Chirurgische Therapie
Erst wenn die konservative Therapie über einen Zeitraum von mindestens 6 Monaten nicht zum Therapieziel geführt hat und eine extreme Adipositas besteht, sollte eine chirurgische Therapie, auch bariatrische Operation genannt, in Betracht gezogen werden. Von einer extremen Adipositas spricht man bei einem BMI ≥ 40 oder bei einem BMI ≥ 35, wenn gewichtsbedingte Begleiterkrankungen vorliegen. Chirurgische Eingriffe bei Adipositas dienen der langfristigen Gewichtsreduktion und können Begleiterkrankungen wie Typ-2-Diabetes, Bluthochdruck und Fettstoffwechselstörungen deutlich verbessern oder sogar in Remission bringen.

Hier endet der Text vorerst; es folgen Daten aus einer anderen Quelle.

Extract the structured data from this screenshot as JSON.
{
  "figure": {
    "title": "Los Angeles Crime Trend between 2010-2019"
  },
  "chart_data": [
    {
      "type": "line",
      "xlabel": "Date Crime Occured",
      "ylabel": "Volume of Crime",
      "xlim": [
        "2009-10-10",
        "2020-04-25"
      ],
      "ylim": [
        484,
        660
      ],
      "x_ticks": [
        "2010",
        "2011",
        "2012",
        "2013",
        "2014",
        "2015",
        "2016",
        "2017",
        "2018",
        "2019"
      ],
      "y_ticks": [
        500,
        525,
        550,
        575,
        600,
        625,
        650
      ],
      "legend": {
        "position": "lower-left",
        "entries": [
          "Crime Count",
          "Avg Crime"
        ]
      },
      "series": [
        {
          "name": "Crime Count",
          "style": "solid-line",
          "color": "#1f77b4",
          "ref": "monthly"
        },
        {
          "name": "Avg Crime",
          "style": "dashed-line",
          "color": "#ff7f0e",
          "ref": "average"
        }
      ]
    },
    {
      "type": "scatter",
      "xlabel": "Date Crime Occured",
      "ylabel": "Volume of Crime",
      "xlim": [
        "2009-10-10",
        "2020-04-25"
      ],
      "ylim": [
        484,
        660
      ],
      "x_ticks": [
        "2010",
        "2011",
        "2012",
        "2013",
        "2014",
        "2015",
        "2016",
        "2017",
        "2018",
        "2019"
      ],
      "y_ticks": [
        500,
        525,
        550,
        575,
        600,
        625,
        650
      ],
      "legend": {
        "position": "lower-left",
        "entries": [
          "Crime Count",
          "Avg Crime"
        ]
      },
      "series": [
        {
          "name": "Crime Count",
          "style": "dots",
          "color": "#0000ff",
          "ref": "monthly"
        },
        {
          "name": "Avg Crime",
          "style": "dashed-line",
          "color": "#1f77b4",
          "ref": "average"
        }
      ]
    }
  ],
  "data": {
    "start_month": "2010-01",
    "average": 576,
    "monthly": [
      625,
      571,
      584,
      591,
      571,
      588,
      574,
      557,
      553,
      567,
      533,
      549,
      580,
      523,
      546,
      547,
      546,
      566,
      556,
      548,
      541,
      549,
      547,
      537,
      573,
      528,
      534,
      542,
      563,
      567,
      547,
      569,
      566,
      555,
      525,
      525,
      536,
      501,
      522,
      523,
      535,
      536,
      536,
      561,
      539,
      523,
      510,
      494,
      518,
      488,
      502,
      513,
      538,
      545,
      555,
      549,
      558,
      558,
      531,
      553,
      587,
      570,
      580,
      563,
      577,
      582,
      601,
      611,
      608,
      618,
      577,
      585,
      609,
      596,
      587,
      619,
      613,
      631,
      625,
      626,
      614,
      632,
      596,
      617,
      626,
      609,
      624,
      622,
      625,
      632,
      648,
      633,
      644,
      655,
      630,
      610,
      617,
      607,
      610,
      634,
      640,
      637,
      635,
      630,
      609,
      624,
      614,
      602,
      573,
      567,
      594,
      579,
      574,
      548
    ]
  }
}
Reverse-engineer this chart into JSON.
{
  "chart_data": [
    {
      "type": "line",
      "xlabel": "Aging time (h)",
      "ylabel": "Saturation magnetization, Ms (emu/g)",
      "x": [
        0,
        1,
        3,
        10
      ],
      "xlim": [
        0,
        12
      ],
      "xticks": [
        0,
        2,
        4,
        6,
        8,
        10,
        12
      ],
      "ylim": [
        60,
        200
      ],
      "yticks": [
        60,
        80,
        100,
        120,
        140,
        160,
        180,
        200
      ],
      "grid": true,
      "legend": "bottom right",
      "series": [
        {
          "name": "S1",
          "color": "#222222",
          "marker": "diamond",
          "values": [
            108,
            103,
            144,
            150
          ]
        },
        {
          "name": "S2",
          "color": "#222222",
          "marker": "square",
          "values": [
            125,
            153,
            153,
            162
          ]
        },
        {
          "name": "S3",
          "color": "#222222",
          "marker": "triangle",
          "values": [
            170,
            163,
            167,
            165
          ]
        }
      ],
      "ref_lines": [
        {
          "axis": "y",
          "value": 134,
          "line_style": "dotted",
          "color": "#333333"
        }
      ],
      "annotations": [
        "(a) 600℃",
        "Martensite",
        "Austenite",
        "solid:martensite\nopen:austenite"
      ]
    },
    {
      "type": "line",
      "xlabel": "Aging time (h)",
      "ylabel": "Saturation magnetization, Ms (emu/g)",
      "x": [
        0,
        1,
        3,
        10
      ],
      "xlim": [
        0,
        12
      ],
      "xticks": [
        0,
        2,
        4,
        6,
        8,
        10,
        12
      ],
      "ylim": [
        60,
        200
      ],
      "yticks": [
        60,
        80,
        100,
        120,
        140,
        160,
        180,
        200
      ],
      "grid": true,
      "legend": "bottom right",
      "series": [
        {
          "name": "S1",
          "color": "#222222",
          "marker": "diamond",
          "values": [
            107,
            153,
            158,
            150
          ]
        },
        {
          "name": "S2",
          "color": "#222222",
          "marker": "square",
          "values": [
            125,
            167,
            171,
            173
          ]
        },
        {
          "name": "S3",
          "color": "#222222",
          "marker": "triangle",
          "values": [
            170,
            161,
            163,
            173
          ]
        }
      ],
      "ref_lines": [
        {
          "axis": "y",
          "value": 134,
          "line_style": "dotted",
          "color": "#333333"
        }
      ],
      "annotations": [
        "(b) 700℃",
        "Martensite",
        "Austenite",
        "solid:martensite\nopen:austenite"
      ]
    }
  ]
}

Es gibt verschiedene Möglichkeiten der chirurgischen Adipositas-Therapie. Je nach Operationsart soll erreicht werden, dass
- nicht so viel Nahrung auf einmal aufgenommen werden kann.
- sich das Sättigungsgefühl eher einstellt.
- der Körper die Bestandteile der Nahrung nicht vollständig aufnimmt.
Abhängig vom jeweiligen Verfahren verlieren die Patientinnen und Patienten zwischen 40 und 80 % ihres Übergewichts.
Das sind die gängigsten chirurgischen Verfahren bei Adipositas:
- Magenband: Mit dem Ziel, das Hungergefühl zu unterdrücken, wird ein Silikonband um den oberen Anteil des Magens geschlungen. Die Folge: Es entsteht ein kleiner Vormagen. Füllt er sich mit Essen, signalisiert der Magen Sättigung.
- Schlauchmagen: Der Magen wird auf ein Volumen von etwa 100 bis 120 Milliliter reduziert, sodass nur noch ein kleiner, schlauchartiger Magen zurückbleibt. Das Sättigungsgefühl tritt schneller ein.
- Magenbypass: Durch den Magenbypass wird ein großer Teil des Magens und Dünndarms umgangen und nicht mehr genutzt. Da zur Nahrungsaufnahme nur noch ein kleiner Magenrest verbleibt, stellt sich das Sättigungsgefühl bereits nach sehr kleinen Essensmengen ein. Diese „Umgehungsstraße“ bewirkt eine schnelle und deutliche Gewichtsreduktion.